Brown sugar, burnt sugars and cinnamon are the first aromas to greet me. What really strikes me is an absence of alcohol burn. Some rye spiciness, more distinct cinnamon and some oak soon join the party.  Time in the glass eventually allows a ginger-bread quality to develop, along with a pine note and maybe a touch of marshmallow. 

On the Tongue

Nicely balanced. Caramel popcorn and oak form the backbone of this dram but there is also a fruitiness about it… apricot jam continually comes to mind. The are more subtle qualities woven amongst the more dominant flavours too: that rye spice is lurking in the background, along with a charred flavour that is not quite smoky, but more like something off the grill – barbequed corn-on-the-cob?  It’s not as sweet as I fear I’m making it sound. A little bit of cocoa powder and some vanilla are also evident. 
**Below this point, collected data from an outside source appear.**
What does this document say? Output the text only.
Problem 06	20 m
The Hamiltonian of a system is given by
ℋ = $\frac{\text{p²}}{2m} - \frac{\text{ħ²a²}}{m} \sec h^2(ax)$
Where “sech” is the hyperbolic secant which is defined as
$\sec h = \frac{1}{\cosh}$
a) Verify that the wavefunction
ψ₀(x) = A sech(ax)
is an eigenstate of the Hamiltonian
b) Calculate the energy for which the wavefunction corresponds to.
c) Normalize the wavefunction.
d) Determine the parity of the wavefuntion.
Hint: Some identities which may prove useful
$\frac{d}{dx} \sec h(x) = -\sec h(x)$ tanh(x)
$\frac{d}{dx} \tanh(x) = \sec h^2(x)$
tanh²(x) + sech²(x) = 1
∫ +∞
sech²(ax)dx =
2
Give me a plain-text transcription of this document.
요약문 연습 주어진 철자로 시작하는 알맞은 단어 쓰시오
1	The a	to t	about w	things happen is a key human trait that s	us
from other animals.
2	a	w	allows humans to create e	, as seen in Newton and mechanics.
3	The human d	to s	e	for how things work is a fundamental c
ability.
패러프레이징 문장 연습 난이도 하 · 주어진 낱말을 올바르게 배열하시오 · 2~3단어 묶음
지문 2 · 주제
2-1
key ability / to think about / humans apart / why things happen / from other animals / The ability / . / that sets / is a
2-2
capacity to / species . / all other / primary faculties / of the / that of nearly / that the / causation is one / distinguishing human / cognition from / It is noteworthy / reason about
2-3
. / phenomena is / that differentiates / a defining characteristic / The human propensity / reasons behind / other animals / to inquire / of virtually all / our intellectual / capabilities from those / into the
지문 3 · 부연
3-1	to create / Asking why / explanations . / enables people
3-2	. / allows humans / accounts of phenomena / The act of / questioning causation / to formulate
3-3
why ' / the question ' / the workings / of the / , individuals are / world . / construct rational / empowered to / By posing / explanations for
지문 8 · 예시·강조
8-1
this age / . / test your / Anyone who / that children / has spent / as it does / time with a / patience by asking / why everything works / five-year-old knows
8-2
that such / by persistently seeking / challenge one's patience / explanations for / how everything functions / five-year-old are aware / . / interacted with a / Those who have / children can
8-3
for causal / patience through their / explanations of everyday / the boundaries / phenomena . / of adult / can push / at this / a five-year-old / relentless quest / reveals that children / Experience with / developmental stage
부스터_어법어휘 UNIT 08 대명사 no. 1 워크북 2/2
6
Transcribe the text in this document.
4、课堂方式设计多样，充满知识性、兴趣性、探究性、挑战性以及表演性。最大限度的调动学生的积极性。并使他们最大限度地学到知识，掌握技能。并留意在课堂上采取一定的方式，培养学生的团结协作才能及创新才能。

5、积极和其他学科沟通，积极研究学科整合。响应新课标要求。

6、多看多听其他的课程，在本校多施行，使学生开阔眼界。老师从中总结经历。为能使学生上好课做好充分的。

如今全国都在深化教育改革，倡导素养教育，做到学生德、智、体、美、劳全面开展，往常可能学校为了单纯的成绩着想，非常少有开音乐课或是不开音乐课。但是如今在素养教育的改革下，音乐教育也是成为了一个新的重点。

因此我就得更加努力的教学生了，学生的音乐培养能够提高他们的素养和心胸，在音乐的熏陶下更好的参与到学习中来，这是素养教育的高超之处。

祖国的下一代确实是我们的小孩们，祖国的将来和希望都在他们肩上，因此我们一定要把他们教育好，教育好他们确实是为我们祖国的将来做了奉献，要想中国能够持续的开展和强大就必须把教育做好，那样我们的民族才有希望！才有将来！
The finish is long. Actually, what’s longer than long? Seriously, the flavours linger on and on, several minutes after each sip. Oak for sure, but those sweet, ripe apricots return as well and almost gain strength before fading to something cherry-like (more like cherry wood than the actual fruit) and a smack of hazelnut at the end.

Final Thoughts

Delicious stuff! I still don’t know if I know enough about bourbon to make a statement like this, but Knob Creek Kentucky Straight Bourbon just seems to be an honest, well-crafted whiskey. It tastes like good bourbon! I have had whiskies that knocked my socks off more than this dram… Yet, those apricots! But for my money, this bottle is a very good value. I’m sure it won’t be a one-off in my cabinet!